4. Slingshots- Use liberalism, bulbing, and the oracle to figure out ways to get to effective techs quickly. Go for techs that you can trade to the AI. For example, lightbulbing philosophy with a great scientist can allow you to run a much lower tech rate for a long time while you keep up in tech by trading off philosophy. Gives you alot of extra gold to make war with.
 
I had your same problem for a while, a prince player that couldn't beat monarch. What bumped me up into monarch and emperor were three things:
1. City specialization- Your cities shouldn't build everything. Designate cities as commerce, production, science, or great people cities. A city should generally only build buildings that fit with its specialization. You'll have some hybrids, especially in the commerce-science area, but generally when you found or capture a new city you should figure out its specialization and stick to it. This ties into...

2. Don't overbuild. Only build buildings and wonders that somehow further your strategy. This was made a harsh reality for me a few months ago when I realized that I was pouring hammers into the university of sankore but was running free religion! That is an extreme example, but think carefully about where your hammers go. If you have built all of the necessary building in a city (generally granaries, forges, and courthouses) and then built any buildings that meet the cities specialization, start producing military units. One thing you learn as you go up in difficulty is that you can't get enough military power. Which ties into....

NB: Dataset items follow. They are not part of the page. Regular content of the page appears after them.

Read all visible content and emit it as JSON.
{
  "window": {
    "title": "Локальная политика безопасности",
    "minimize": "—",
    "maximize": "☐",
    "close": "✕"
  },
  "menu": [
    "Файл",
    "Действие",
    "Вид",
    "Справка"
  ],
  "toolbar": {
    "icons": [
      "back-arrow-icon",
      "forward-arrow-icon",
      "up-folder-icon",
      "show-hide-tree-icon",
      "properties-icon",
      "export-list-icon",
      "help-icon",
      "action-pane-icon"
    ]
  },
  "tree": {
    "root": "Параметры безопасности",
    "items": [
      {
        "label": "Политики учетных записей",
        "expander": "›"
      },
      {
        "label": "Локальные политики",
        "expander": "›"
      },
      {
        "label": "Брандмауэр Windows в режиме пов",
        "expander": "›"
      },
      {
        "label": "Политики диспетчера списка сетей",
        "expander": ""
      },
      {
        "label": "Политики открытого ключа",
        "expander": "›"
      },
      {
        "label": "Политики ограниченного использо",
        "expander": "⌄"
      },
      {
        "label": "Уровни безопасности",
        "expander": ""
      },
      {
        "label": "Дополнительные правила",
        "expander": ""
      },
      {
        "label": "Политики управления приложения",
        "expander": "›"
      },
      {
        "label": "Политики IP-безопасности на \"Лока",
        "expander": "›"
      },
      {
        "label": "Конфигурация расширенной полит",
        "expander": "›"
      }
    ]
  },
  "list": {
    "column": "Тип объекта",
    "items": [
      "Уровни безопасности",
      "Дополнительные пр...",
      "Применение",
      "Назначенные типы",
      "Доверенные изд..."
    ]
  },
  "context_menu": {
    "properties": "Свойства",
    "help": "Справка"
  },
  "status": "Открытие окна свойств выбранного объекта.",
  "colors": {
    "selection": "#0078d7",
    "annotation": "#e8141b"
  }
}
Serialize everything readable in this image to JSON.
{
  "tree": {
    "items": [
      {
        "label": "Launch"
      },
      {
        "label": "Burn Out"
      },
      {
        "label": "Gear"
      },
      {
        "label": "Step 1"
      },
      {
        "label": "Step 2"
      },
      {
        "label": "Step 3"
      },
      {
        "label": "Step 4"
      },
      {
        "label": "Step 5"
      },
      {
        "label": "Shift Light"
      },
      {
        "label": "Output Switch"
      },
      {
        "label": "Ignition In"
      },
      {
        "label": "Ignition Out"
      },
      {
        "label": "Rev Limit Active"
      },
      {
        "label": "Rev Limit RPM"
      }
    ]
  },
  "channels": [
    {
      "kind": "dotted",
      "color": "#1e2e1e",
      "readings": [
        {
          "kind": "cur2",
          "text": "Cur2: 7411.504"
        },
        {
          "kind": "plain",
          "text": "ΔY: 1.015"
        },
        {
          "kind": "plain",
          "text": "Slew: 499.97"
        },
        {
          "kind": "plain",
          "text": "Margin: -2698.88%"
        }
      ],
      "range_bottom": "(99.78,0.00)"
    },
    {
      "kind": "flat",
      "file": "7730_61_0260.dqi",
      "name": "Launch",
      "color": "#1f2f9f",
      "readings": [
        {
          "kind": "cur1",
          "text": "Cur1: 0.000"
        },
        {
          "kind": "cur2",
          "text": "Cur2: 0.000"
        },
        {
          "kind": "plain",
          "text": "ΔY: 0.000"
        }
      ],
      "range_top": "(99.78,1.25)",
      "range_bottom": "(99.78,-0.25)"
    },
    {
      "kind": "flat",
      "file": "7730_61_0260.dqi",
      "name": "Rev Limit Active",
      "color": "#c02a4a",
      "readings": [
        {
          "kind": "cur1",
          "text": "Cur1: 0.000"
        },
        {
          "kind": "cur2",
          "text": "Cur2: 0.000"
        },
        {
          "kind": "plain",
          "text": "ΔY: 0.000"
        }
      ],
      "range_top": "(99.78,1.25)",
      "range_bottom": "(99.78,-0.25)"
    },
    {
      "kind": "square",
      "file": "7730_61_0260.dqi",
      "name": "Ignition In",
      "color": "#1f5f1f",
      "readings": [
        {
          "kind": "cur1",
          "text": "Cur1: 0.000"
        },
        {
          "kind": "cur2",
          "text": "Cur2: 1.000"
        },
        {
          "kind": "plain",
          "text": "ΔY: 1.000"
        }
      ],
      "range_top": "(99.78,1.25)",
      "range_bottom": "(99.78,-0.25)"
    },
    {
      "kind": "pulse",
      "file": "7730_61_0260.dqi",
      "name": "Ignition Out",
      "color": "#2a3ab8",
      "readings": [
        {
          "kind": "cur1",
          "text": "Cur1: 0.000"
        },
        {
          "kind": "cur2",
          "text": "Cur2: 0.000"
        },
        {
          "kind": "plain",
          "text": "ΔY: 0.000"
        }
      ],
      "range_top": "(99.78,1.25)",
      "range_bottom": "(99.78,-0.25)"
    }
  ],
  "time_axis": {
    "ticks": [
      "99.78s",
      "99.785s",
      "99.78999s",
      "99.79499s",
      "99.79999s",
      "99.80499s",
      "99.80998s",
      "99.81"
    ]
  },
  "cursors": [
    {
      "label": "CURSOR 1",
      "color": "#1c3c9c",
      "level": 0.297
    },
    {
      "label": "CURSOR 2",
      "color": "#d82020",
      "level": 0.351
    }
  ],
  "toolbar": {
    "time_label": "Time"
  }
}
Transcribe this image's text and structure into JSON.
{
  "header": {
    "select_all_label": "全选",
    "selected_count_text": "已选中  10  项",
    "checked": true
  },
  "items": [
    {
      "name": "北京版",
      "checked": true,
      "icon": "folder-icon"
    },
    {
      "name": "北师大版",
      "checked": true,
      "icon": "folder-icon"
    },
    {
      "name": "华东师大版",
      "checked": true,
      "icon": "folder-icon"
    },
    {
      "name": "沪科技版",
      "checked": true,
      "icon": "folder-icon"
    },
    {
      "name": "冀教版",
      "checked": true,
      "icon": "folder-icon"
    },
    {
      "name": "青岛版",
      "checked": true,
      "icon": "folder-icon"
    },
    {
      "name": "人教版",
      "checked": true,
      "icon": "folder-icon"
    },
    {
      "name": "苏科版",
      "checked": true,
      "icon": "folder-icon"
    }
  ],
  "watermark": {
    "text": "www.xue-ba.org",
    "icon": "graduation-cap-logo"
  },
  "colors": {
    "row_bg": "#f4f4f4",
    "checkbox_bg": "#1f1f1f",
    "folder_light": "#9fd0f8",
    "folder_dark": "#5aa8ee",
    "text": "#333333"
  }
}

3. War early and often. Find a military resource, and go claim one or two cities from your nearest rival. Finish him with catapults and swords. Hit your next rival with catapults, maces, elephants and trebs. Finish him with grenadiers. Attack the third guy with cavalry, cannons, and rifles. It is very hard to win Monarch and up unless you are good at timing wars. You should always be building military units. Your heroic epic production city should build virtually nothing else. Keeping a constant stream of units cranking out of your main cities will make it easier for you to want to declare war.

Finally, a few tricks that got me into emperor (if someday you aspire to that)
1. Heroic theatre- Find a city with grass and 3 food tiles? Drop the heroic epic and globe theatre here and whip until your hands bleed.
2. UU rush- Play as Persia, Inca, Egypt, or Aztec and focus on just building up an early game army of your UU. Carve yourself out some good land.
3. SE economy- Its tricky to use, but running an economy based on farms and specialists instead of cottages can be rewarding. Instead of a designated great people city, you now get a single cottaged city (your capital) and farm over everything else. Try to get pyramids and beeline biology.
4. Slingshots- Use liberalism, bulbing, and the oracle to figure out ways to get to effective techs quickly. Go for techs that you can trade to the AI. For example, lightbulbing philosophy with a great scientist can allow you to run a much lower tech rate for a long time while you keep up in tech by trading off philosophy. Gives you alot of extra gold to make war with.

Just to close the loop on this - thank you everyone for your help. This is a great forum! I've been lurking here for years looking for strategy ideas but everyone's response to my original post have been really helpful.

I haven't won yet, but look to have my first monarch victory in the bag. I have a substantial point/and land lead and a slight tech lead going into the 1800's. I should be able to put the remaining civs away for a conquest.

Anyhow - for me I think the biggest problem was lack of specialization and building useless wonders per #2 above. Worker stealing helped a lot in the early game as well.